The Moon Will Eclipse Mars – And You Can Watch It Happen
SALT LAKE CITY, Utah – The moon will eclipse Mars early Tuesday morning.
Technically, it’s called an occultation. It means the moment one celestial body moves behind another from a certain perspective. And this upcoming event’s perspective is from Earth.
According to Space.com, we Earthlings will be able to witness with our naked eyes the moments Mars passes behind the moon.
More prominent examples of occultations are eclipses of the sun and the moon, but Tuesday’s Mars event can be just as fascinating.

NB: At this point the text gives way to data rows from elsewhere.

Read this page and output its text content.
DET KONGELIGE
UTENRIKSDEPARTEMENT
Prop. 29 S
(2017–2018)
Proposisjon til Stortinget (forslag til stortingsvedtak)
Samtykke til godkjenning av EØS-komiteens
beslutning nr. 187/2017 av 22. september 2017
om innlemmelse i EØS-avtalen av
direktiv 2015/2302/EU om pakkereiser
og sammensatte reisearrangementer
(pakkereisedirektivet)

What's happening in the night sky this month?
• Mercury is on the rise
• Mars dons a lunar disguise
• Betelgeuse has a big surprise?
— NASA (@NASA) February 4, 2020
“Over the Desert Southwest and parts of the Rocky Mountain States along and east of the Continental Divide, the entire event will occur under a dark sky, but will take place very low in the east-southeast; an open view of the horizon is required,” according to Space.com.
Mars will pass behind the moon at 4:41 a.m. and reappear at 6:02 a.m.
KSL meteorologist Grant Weyman said there will be precipitation through the night, but it should begin to clear up by early Tuesday morning. Some areas in the northern end of the state could have cloudier skies as Mars disappears.
In southern Utah, though, chances of seeing the occultation will be far greater. Residents of St. George should have mostly clear skies for the entire event.